A Machine Learning Infrastructure for Assetizing and Evolving Decision Data — Decision Trace Ledger × GNN Core

■ Introduction

Until now, AI has evolved as a system that handles signals, such as:

  • Predicting
  • Classifying
  • Generating

However, in real-world operations, what truly matters is not:

👉 what was produced,

but rather:

👉 what was decided

And even more importantly:

👉 how it was decided

The Decision Trace Model (DTM) externalizes the structure of decision-making and provides a framework to:

  • Record
  • Execute
  • Improve

decisions as:

Event → Signal → Decision → Boundary → Human → Log

At this point, a critical shift occurs:

👉 Treating decisions as data

The Decision Trace Ledger enables this by:

  • Structuring the flow of decisions
  • Preserving temporal and causal relationships
  • Storing them in a reproducible form

As a result, it generates:

👉 Traceable Decision Data

In other words, the Ledger:

  • Records decision information
  • Reconstructs decision processes
  • Makes decision histories verifiable

Thus, it becomes:

👉 An infrastructure that turns decision-making itself into an asset

But this raises a fundamental question:

👉 Can this asset be learned?

By combining this with Graph Neural Networks (GNNs), we enter a new phase.

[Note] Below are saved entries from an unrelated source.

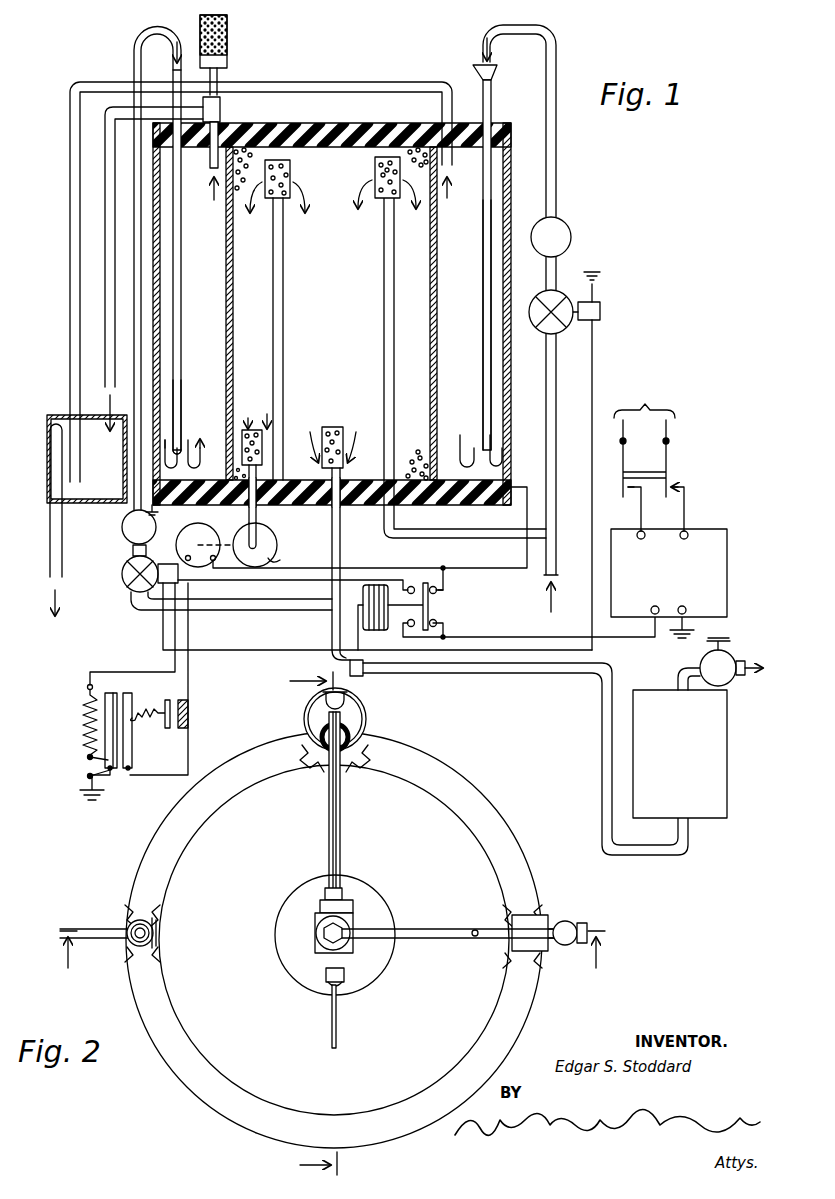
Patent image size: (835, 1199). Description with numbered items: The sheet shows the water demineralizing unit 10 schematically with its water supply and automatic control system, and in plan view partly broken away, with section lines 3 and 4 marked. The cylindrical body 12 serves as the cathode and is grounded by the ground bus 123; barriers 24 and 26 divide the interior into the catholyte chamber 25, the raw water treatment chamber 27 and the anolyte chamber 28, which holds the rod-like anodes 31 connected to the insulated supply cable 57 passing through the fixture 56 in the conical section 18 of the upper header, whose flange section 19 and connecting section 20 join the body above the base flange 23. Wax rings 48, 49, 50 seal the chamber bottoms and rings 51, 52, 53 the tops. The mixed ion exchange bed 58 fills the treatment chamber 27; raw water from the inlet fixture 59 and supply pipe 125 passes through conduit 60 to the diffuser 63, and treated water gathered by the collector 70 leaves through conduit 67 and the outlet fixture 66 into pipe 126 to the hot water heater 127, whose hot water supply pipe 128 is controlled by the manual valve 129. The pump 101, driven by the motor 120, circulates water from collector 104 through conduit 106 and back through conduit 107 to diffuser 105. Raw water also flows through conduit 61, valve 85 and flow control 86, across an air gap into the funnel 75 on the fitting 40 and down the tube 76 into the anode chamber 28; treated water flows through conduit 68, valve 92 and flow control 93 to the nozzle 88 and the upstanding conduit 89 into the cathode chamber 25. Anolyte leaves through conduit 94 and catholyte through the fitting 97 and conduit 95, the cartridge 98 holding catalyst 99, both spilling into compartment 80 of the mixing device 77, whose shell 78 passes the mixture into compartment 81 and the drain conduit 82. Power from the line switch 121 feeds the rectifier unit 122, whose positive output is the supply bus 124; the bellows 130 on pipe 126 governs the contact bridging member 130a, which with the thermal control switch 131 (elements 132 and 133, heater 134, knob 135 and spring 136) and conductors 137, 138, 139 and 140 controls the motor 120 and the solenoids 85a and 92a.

In FIG. 1, the water demineralizing unit 10 is at (356, 47).
In FIG. 1, the upstanding substantially cylindrical body 12 is at (153, 228).
In FIG. 2, the central upwardly directed conical section 18 is at (355, 888).
In FIG. 2, the outwardly directed marginal flange section 19 is at (480, 786).
In FIG. 2, the intermediate downwardly directed connecting section 20 is at (470, 858).
In FIG. 2, the inwardly directed marginal flange 23 is at (512, 958).
In FIG. 1, the barrier 24 is at (226, 240).
In FIG. 1, the catholyte chamber 25 is at (212, 289).
In FIG. 1, the second barrier 26 is at (440, 260).
In FIG. 1, the raw water treatment chamber 27 is at (338, 289).
In FIG. 1, the anolyte chamber 28 is at (468, 289).
In FIG. 1, the rod-like conducting elements 31 is at (511, 180).
In FIG. 2, the section line 3 is at (332, 958).
In FIG. 2, the section line 4 is at (304, 924).
In FIG. 2, the fitting 40 is at (318, 948).
In FIG. 1, the layer of insulating material 48 is at (192, 472).
In FIG. 1, the layer of insulating material 49 is at (305, 480).
In FIG. 1, the layer of insulating material 50 is at (448, 480).
In FIG. 1, the layer of insulating material 51 is at (218, 120).
In FIG. 1, the layer of insulating material 52 is at (312, 123).
In FIG. 1, the layer of insulating material 53 is at (483, 112).
In FIG. 2, the fixture 56 is at (326, 976).
In FIG. 1, the power supply cable insulation 57 is at (512, 565).
In FIG. 2, the power supply cable insulation 57 is at (336, 1034).
In FIG. 1, the porous bed 58 is at (414, 455).
In FIG. 1, the raw water inlet fixture 59 is at (556, 538).
In FIG. 1, the insulating conduit 60 is at (462, 538).
In FIG. 1, the insulating conduit 61 is at (557, 62).
In FIG. 2, the insulating conduit 61 is at (410, 932).
In FIG. 1, the perforated diffuser 63 is at (375, 170).
In FIG. 1, the treated water outlet fixture 66 is at (228, 622).
In FIG. 1, the insulating conduit 67 is at (340, 552).
In FIG. 1, the insulating conduit 68 is at (134, 48).
In FIG. 2, the insulating conduit 68 is at (110, 928).
In FIG. 1, the perforated collector 70 is at (338, 420).
In FIG. 1, the threaded funnel 75 is at (497, 72).
In FIG. 2, the threaded funnel 75 is at (336, 950).
In FIG. 1, the insulating tube 76 is at (483, 352).
In FIG. 1, the mixing device 77 is at (47, 438).
In FIG. 2, the tubular shell 78 is at (366, 715).
In FIG. 1, the compartment 80 is at (118, 468).
In FIG. 2, the compartment 80 is at (310, 716).
In FIG. 2, the compartment 81 is at (340, 698).
In FIG. 1, the drain conduit 82 is at (50, 570).
In FIG. 1, the solenoid operated valve 85 is at (540, 330).
In FIG. 1, the operating solenoid 85a is at (600, 312).
In FIG. 1, the flow control device 86 is at (551, 237).
In FIG. 2, the flow control device 86 is at (565, 922).
In FIG. 1, the nozzle 88 is at (173, 50).
In FIG. 1, the upstanding insulating conduit 89 is at (182, 392).
In FIG. 2, the upstanding insulating conduit 89 is at (156, 944).
In FIG. 1, the solenoid operated valve 92 is at (122, 575).
In FIG. 1, the operating solenoid 92a is at (133, 550).
In FIG. 1, the flow control device 93 is at (139, 527).
In FIG. 1, the insulating conduit 94 is at (352, 82).
In FIG. 2, the insulating conduit 94 is at (329, 828).
In FIG. 1, the insulating conduit 95 is at (107, 145).
In FIG. 1, the fitting 97 is at (220, 100).
In FIG. 1, the insulating cartridge 98 is at (227, 46).
In FIG. 1, the catalytic material 99 is at (227, 22).
In FIG. 1, the water pump 101 is at (278, 560).
In FIG. 1, the perforated collector 104 is at (250, 425).
In FIG. 1, the perforated diffuser 105 is at (284, 200).
In FIG. 1, the conduit 106 is at (249, 514).
In FIG. 1, the conduit 107 is at (277, 520).
In FIG. 1, the electric drive motor 120 is at (215, 545).
In FIG. 1, the line switch 121 is at (670, 468).
In FIG. 1, the rectifier unit 122 is at (669, 553).
In FIG. 1, the ground bus 123 is at (694, 636).
In FIG. 1, the supply bus 124 is at (483, 638).
In FIG. 1, the raw water supply pipe 125 is at (571, 587).
In FIG. 1, the pipe 126 is at (528, 676).
In FIG. 1, the home hot water heater 127 is at (680, 754).
In FIG. 1, the hot water supply pipe 128 is at (672, 670).
In FIG. 1, the manually operable valve 129 is at (731, 662).
In FIG. 1, the pressure controlled bellows 130 is at (370, 634).
In FIG. 1, the contact bridging member 130a is at (432, 604).
In FIG. 1, the control switch 131 is at (165, 691).
In FIG. 1, the contact carrying element 132 is at (128, 765).
In FIG. 1, the contact carrying element 133 is at (85, 766).
In FIG. 1, the heater 134 is at (85, 712).
In FIG. 1, the control knob 135 is at (188, 700).
In FIG. 1, the biasing spring 136 is at (140, 718).
In FIG. 1, the conductor 137 is at (245, 580).
In FIG. 1, the conductor 138 is at (188, 740).
In FIG. 1, the conductor 139 is at (88, 778).
In FIG. 1, the conductor 140 is at (234, 650).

Decision Data accumulated in the Ledger consists of:

  • Event
  • Signal
  • Decision
  • Human
  • Context

These elements are connected through:

  • Causality
  • Temporal order
  • Dependencies

Forming a:

👉 Graph structure

In other words:

👉 The Ledger is inherently graph data

And GNNs are:

👉 Models that learn patterns and relationships within graph structures

This enables:

👉 Decision-making itself to become a learning target

And this is not just analysis.

👉 It is a mechanism to further increase the value of assetized Decision Data.

■ What GNN Enables

By applying GNNs, decision-making—previously only recorded—becomes:

👉 Learnable, reusable, and continuously evolving

Below are representative use cases:

1. Discovery of Decision Patterns

By clustering similar decision flows, we can extract:

  • Successful patterns
  • Failure patterns

as structured knowledge.

This makes it possible to visualize what was previously tacit:

👉 “decision habits” and “field expertise”

2. Learning Good vs. Bad Decisions

By linking decisions to KPIs (sales, satisfaction, incident rates, etc.), we can learn:

  • Which decision structures lead to success
  • Which decisions cause problems

The evaluation target shifts from:

👉 Results → Decision structures

3. Next Decision Recommendation

From the current state (Event / Signal), we can:

👉 Predict the next optimal decision

This is not just generative AI,

👉 but practical decision support grounded in real operations

4. Decision Anomaly Detection

By detecting deviations from normal decision flows, we can identify:

  • Fraud
  • Early signs of incidents
  • Operational deviations

5. Discovery of Causal Relationships

By learning relationships between decisions and outcomes:

  • Which decisions contribute to success
  • Which decisions introduce risk

can be inferred.

6. Multi-Agent Optimization

DTM involves multiple agents:

  • Signal Agent
  • Decision Agent
  • Boundary Agent
  • Human Agent

GNN enables:

👉 Structural analysis of each agent’s influence

7. Decision Importance Analysis

Using graph centrality:

  • Identify critical decisions affecting the entire system
  • Detect bottlenecks

8. Counterfactual Simulation

With GNN:

👉 Counterfactual analysis becomes possible

Examples:

  • What if the order quantity had been different?
  • What if escalation had not occurred?

This strongly integrates with Decision Trace Studio.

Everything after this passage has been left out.